Cincinnati’s most underground bar, Ghost Baby

Cincinnati’s most underground bar, Ghost Baby

BY Adam Robb | March 18, 2023

This story appears in the Unplugged issue, in stores February 28 and available here.

Cincinnati’s historic Over-the-Rhine neighborhood is distinct for its hidden infrastructure of 150-year-old lager tunnels German immigrants built to keep beer cold. Prohibition shut down the breweries lining the streets above, and modern refrigeration robbed the tunnels of their purpose. Gentrification followed, and as the brewers moved elsewhere, the tunnels were repurposed or altogether lost. But when a new tunnel was unearthed in 2012, entrepreneurial developer Josh Heuser saw an opportunity to build Ghost Baby, which has turned out to be the most applauded Cincinnati bar since Japp’s, the city’s last most lauded and nationally recognized cocktail bar, which opened in 2010 when drinks historian Molly Wellmann repurposed a 19th-century wig shop.

Urban legends don’t form overnight, however. Heuser — who co-founded Cincinnati’s popular BLINK Festival and just broke ground on his first hotel, at FC Cincinnati’s TQL Stadium — didn’t acquire the space until 2018, and there were some notable setbacks along the way, including the persistent cries of a mischievous apparition, amplified by the tunnel’s pin-drop acoustics.

“Folklore states that construction started, a worker was hanging lights across the ceiling, and when he hung the second light he heard something shatter,“ Heuser recalls. “When he looked back he saw the first bulb had blown, and when he looked up, he saw the little feet of a ghost work their way up his ladder. He left the space and swore he’d never return.”

That hasn’t scared off the regulars who seek out twin purple lamps outside an unmarked door along Republic Street, and make their descent to The Rattle Room, a casual cocktail bar in the shape of a baby’s rattle, serving grown-up pacifiers like smoked old fashioneds and Jell-O shot Cosmopolitans, before taking a peek behind a velvet-curtained archway hiding The Den, which evokes two eras of bygone decadence; swank 1920s supper club banquettes line cavern walls bathed in jewel-tone light channeling 1980s Miami.

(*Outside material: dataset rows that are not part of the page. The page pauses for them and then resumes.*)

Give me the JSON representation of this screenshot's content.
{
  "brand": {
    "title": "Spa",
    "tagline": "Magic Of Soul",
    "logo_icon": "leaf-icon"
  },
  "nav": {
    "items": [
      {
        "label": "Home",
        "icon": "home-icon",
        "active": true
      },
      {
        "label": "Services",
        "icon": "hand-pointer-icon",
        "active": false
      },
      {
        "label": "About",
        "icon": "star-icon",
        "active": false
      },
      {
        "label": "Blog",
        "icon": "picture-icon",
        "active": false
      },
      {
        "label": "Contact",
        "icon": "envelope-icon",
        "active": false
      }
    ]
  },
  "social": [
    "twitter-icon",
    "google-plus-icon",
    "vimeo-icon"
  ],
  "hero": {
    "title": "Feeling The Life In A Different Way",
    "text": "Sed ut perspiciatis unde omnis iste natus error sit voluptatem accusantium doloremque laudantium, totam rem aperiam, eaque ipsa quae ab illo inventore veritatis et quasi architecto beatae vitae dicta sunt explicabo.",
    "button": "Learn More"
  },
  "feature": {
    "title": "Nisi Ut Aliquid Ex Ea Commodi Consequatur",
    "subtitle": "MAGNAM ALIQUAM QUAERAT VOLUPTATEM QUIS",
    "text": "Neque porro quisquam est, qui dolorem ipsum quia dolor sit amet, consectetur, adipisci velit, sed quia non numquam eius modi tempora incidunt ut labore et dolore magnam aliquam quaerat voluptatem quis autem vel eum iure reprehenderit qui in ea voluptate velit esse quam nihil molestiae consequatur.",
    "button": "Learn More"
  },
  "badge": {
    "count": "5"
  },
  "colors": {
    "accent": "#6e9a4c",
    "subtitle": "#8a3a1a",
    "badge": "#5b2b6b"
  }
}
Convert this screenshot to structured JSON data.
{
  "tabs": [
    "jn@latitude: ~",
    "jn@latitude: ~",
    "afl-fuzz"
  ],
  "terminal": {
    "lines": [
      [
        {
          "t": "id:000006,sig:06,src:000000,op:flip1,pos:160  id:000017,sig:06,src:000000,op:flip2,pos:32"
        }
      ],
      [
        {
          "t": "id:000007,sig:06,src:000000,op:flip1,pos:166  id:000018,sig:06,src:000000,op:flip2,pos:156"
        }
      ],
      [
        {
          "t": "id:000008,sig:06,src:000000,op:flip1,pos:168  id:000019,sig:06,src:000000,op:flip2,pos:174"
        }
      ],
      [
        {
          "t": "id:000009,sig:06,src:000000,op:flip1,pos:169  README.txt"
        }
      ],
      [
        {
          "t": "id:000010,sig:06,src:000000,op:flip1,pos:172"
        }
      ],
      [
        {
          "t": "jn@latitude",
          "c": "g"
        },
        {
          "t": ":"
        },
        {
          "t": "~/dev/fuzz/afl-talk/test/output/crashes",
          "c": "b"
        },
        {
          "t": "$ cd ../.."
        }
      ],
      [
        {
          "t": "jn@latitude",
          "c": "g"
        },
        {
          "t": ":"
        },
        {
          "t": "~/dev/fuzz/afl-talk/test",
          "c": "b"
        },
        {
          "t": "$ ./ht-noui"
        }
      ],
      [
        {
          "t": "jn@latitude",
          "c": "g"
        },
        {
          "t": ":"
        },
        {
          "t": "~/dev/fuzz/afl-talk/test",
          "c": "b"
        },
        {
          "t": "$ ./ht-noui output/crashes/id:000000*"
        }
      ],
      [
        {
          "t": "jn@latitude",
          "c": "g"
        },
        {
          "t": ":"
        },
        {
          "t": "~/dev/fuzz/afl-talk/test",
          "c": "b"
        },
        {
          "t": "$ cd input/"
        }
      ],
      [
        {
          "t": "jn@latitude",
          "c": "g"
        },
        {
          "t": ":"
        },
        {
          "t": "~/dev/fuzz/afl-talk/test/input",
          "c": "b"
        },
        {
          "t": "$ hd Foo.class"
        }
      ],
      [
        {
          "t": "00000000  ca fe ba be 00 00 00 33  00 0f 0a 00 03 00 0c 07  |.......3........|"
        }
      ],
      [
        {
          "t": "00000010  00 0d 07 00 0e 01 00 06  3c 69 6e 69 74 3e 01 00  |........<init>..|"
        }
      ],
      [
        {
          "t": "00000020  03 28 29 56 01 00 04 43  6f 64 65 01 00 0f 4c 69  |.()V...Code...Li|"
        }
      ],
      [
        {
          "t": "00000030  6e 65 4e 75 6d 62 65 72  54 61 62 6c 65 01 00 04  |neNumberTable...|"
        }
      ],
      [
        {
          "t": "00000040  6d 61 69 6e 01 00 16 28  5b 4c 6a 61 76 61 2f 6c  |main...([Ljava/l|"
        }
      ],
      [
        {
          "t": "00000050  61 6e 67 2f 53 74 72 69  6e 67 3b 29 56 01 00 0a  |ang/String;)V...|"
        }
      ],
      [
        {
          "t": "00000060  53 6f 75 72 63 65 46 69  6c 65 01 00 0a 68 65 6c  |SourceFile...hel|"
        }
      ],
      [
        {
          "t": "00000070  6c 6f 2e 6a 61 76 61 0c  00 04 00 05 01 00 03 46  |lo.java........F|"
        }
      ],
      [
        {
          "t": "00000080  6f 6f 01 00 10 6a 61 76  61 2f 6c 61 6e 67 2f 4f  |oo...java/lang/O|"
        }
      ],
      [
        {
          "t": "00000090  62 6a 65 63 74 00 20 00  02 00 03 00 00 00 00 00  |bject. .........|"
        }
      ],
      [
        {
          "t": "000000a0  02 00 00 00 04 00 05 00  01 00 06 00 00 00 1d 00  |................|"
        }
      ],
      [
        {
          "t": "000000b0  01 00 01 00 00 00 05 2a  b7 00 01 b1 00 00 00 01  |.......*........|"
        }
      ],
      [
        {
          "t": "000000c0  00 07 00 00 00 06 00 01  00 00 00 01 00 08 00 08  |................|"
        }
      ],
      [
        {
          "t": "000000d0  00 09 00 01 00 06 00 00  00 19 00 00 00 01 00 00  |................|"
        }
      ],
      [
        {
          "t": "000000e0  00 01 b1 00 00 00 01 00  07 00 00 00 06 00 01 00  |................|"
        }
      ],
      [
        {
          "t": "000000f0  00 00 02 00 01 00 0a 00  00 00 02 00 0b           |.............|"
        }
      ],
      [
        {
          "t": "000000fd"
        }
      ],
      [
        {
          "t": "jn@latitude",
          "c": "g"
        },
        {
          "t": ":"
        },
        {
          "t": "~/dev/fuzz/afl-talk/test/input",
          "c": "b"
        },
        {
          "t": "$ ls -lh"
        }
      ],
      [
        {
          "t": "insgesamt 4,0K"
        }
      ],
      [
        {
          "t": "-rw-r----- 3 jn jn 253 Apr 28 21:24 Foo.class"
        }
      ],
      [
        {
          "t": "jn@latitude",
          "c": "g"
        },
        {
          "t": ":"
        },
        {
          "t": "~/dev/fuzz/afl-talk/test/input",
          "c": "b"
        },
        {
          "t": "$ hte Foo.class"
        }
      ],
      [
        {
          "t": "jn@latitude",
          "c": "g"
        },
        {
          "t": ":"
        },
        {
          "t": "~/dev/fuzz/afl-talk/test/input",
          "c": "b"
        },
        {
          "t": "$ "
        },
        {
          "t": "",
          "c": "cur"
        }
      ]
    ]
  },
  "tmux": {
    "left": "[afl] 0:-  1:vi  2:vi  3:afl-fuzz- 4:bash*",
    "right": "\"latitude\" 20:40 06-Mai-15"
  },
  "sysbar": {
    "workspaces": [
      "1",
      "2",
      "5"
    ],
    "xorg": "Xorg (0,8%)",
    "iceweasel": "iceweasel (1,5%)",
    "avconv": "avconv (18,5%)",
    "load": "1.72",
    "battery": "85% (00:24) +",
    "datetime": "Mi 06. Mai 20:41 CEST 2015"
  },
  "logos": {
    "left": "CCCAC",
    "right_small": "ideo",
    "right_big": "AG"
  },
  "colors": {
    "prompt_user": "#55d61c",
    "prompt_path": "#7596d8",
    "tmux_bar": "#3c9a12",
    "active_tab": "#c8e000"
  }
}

Ghost Baby’s unique architecture means it could only host unplugged musicians and alternative performances; however, Ghost Baby booker Justin Hailey, himself a local musician, was up to the challenge, conscious of how OTR was once a hub for local opera and vaudeville acts. 

“We’ve been fortunate to partner with organizations like the nearby Cincinnati Symphony Orchestra and Queen Bee Cabaret to keep things fresh, and while I know there’s no way to predict what guests might dig, I strive for artists that are thought-provoking as well as pleasing to the senses.”

The stage has been a boon for a cross-section of unconventional talents that play the backroom Den five nights a week, including open-mike exhibitionists, renowned bullet-catching mentalist Banachek and torch-song vocalists who can capture an audience like Julee Cruise playing the Roadhouse in “Twin Peaks.”

In fact, Ghost Baby isn’t so different from Silencio, the Paris nightclub designed by “Twin Peaks” creator David Lynch, who transformed another unearthed subterranean environ into a spooky-sexy nightclub where ’90s hip-hop classics are paired with potent Negronis six stories beneath 142 Rue de Montmartre in Paris’ Second arrondissement.

Silencio is rumored to share its space with Molière’s corpse, but it’s hard to hear him rolling over in his grave when the room is bouncing to Biggie.

While the stage acts at Ghost Baby have no choice but to unplug, there are technological advancements within. Wi-Fi ensures tornado warnings and frustrated texts from friends running late because they can’t find the front door will all find their way to the sub-sub-sub-sub-subbasement.